Trinity and Personality

William Tanksley Jr. writes:

I've been enjoying reading your weblog -- thanks for thinking outloud. We certainly need more loud thinkers.

I have a little issue with your trinity post. In short, it contains a very simple self-contradiction, formed from two direct statements that you imply the trinitarians propose. First, you point out their claim that God is tripersonal. Next, you ask the question (and imply a positive answer) whether God is _a_ divine person. But here is the simple, flat contradition: God cannot be both _a_ person (divine or otherwise) and _three_ persons in the same way at the same time.

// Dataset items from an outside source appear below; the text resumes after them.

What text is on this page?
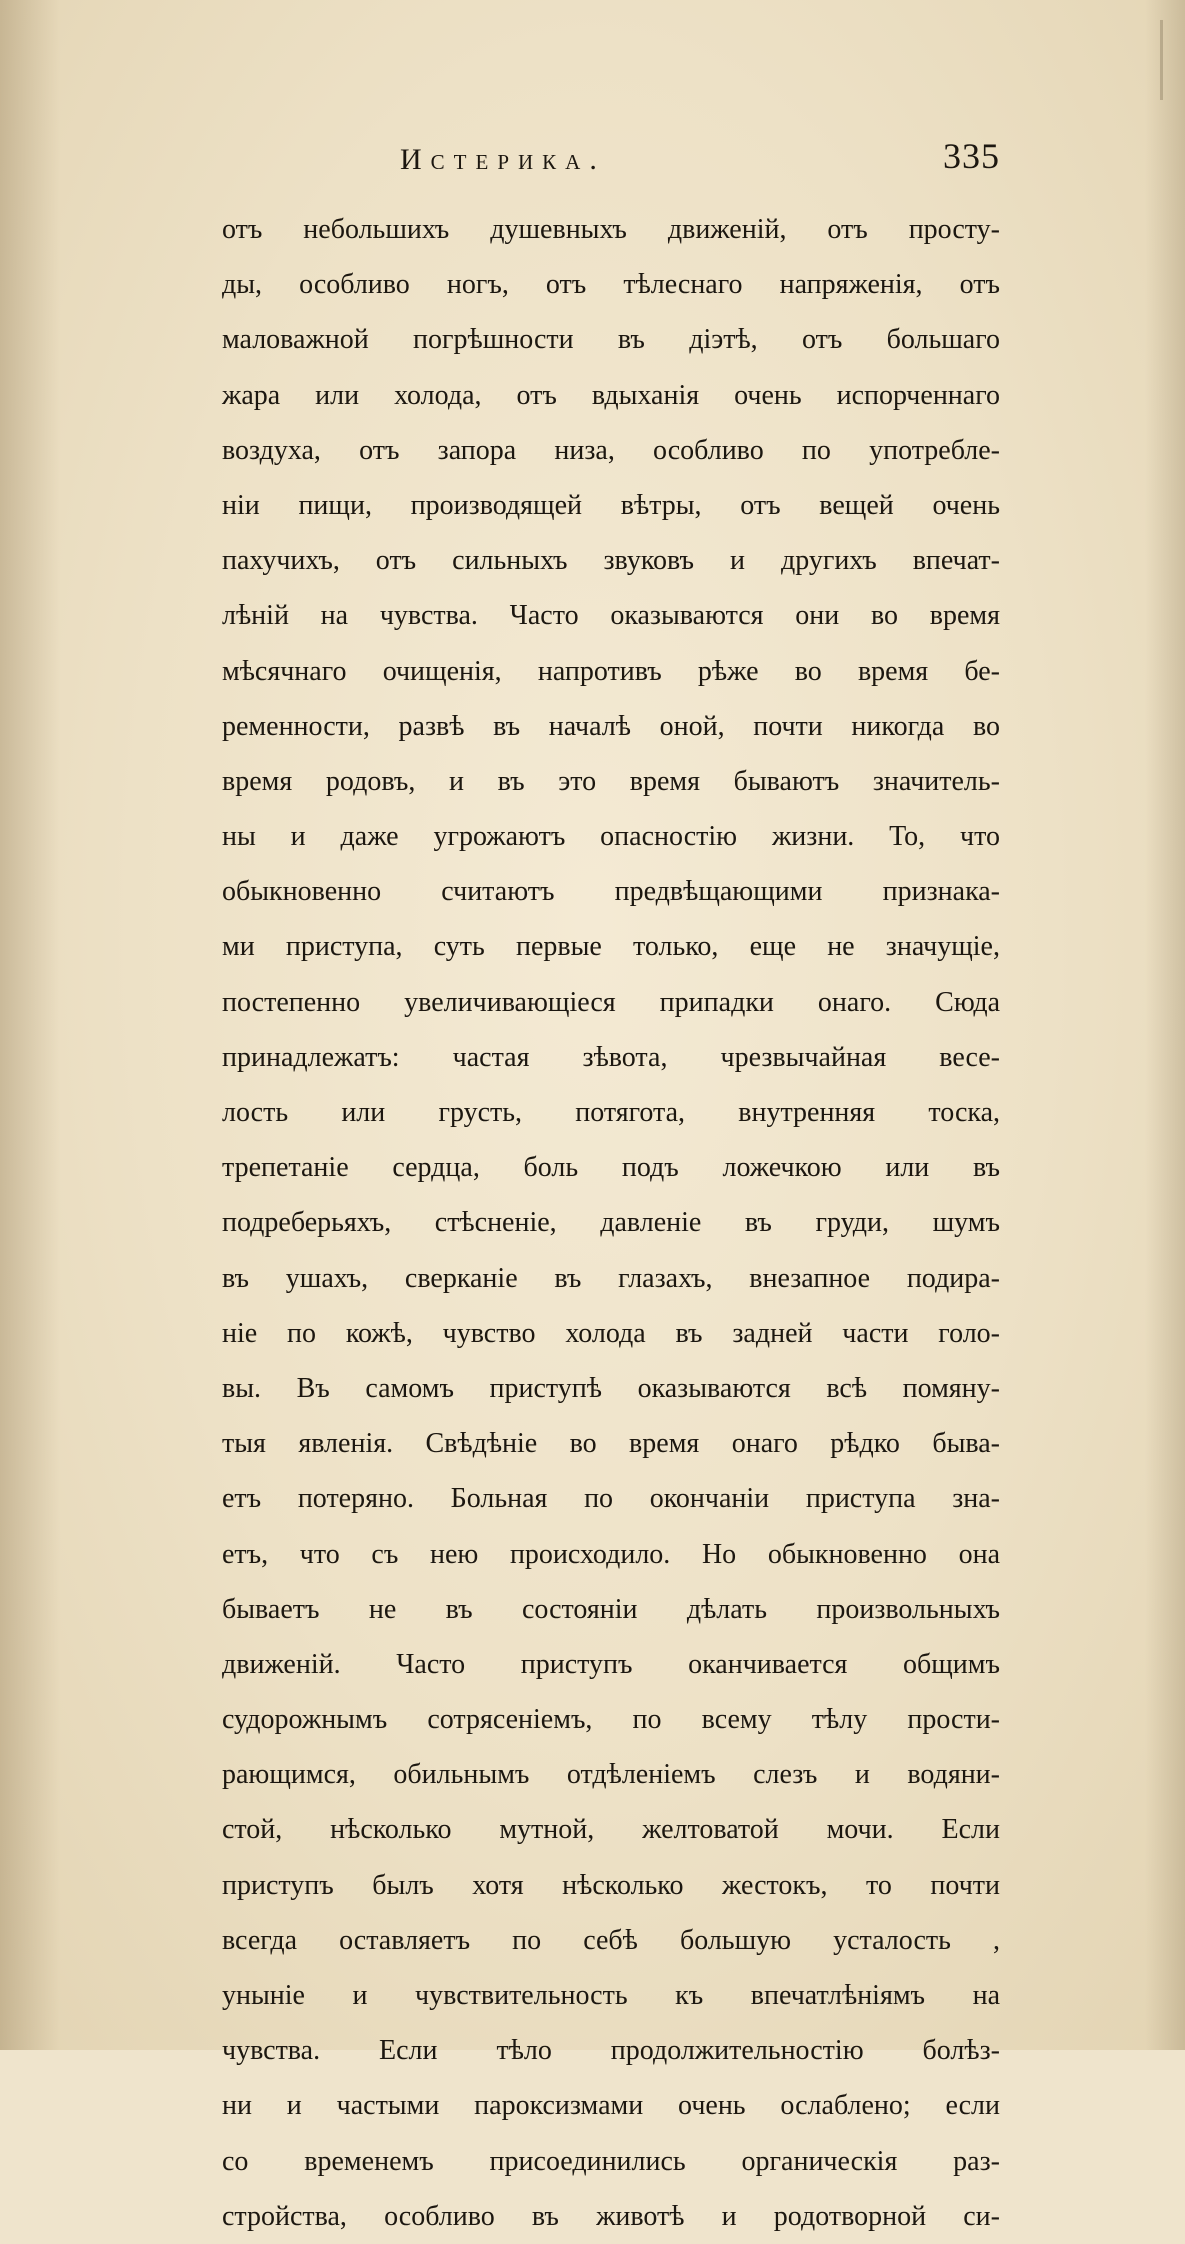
Истерика.	335
отъ небольшихъ душевныхъ движенiй, отъ просту-
ды, особливо ногъ, отъ тѣлеснаго напряженiя, отъ
маловажной погрѣшности въ дiэтѣ, отъ большаго
жара или холода, отъ вдыханiя очень испорченнаго
воздуха, отъ запора низа, особливо по употребле-
нiи пищи, производящей вѣтры, отъ вещей очень
пахучихъ, отъ сильныхъ звуковъ и другихъ впечат-
лѣнiй на чувства. Часто оказываются они во время
мѣсячнаго очищенiя, напротивъ рѣже во время бе-
ременности, развѣ въ началѣ оной, почти никогда во
время родовъ, и въ это время бываютъ значитель-
ны и даже угрожаютъ опасностiю жизни. То, что
обыкновенно считаютъ предвѣщающими признака-
ми приступа, суть первые только, еще не значущiе,
постепенно увеличивающiеся припадки онаго. Сюда
принадлежатъ: частая зѣвота, чрезвычайная весе-
лость или грусть, потягота, внутренняя тоска,
трепетанiе сердца, боль подъ ложечкою или въ
подреберьяхъ, стѣсненiе, давленiе въ груди, шумъ
въ ушахъ, сверканiе въ глазахъ, внезапное подира-
нiе по кожѣ, чувство холода въ задней части голо-
вы. Въ самомъ приступѣ оказываются всѣ помяну-
тыя явленiя. Свѣдѣнiе во время онаго рѣдко быва-
етъ потеряно. Больная по окончанiи приступа зна-
етъ, что съ нею происходило. Но обыкновенно она
бываетъ не въ состоянiи дѣлать произвольныхъ
движенiй. Часто приступъ оканчивается общимъ
судорожнымъ сотрясенiемъ, по всему тѣлу прости-
рающимся, обильнымъ отдѣленiемъ слезъ и водяни-
стой, нѣсколько мутной, желтоватой мочи. Если
приступъ былъ хотя нѣсколько жестокъ, то почти
всегда оставляетъ по себѣ большую усталость ,
унынiе и чувствительность къ впечатлѣнiямъ на
чувства. Если тѣло продолжительностiю болѣз-
ни и частыми пароксизмами очень ослаблено; если
со временемъ присоединились органическiя раз-
стройства, особливо въ животѣ и родотворной си-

Trinitarians (of whom I am one) do not hold that God is _a_ person; they do hold that He is a personal being, composed of three persons. A personal being must have a personality; but this does not ipso facto exclude a personal being from having more than one personality. I can discuss this at more length, if you'd like.

BV: This is an interesting and worthwhile response to the problem I posed yesterday. In effect, you solve the problem by denying that God is a person. God is a personal being, but not a person. I take you to be saying that God is not a person (one person) because He is three persons. In this way you try to block the move from three persons to four persons, from Trinity to Quaternity. By the way, I agree that a being can be personal without having just one personality. Multiple Personality Disorder would be an example of this. (I am not being sarcastic, nor am I suggesting this as a model for the Trinity.)

Your solution seems to imply that the divine unity is not a personal unity. A personal unity is a unity of consciousness. If God is not a person, then there is no one divine unity of consciousness, and God's unity is not a unity of consciousness. What sort of unity could it be? The unity of a set or some other kind of collection? Consider the set consisting of the Father, the Son, and the Holy Ghost: {F, S, G}. This set is personal in that its members are all persons. Could the unity of God be identified with the unity of that set? I should think not. That would be tantamount to tritheism, the doctrine that there are three gods.

For there to be exactly one God, God has to be an individual in His own right. A collection is given when its members are given; it is not an individual in its own right. But God is an individual in his own right. God must somehow be a unity of consciousness that integrates (literally: makes into a whole) the unities of consciousness of Father, Son, and Holy Ghost.

But how? That is the problem. If God's unity of consciousness integrates the other three unities of consciousness, how can it not be a fourth unity of consciousness?

But perhaps you have an answer to this -- which I would be interested in hearing.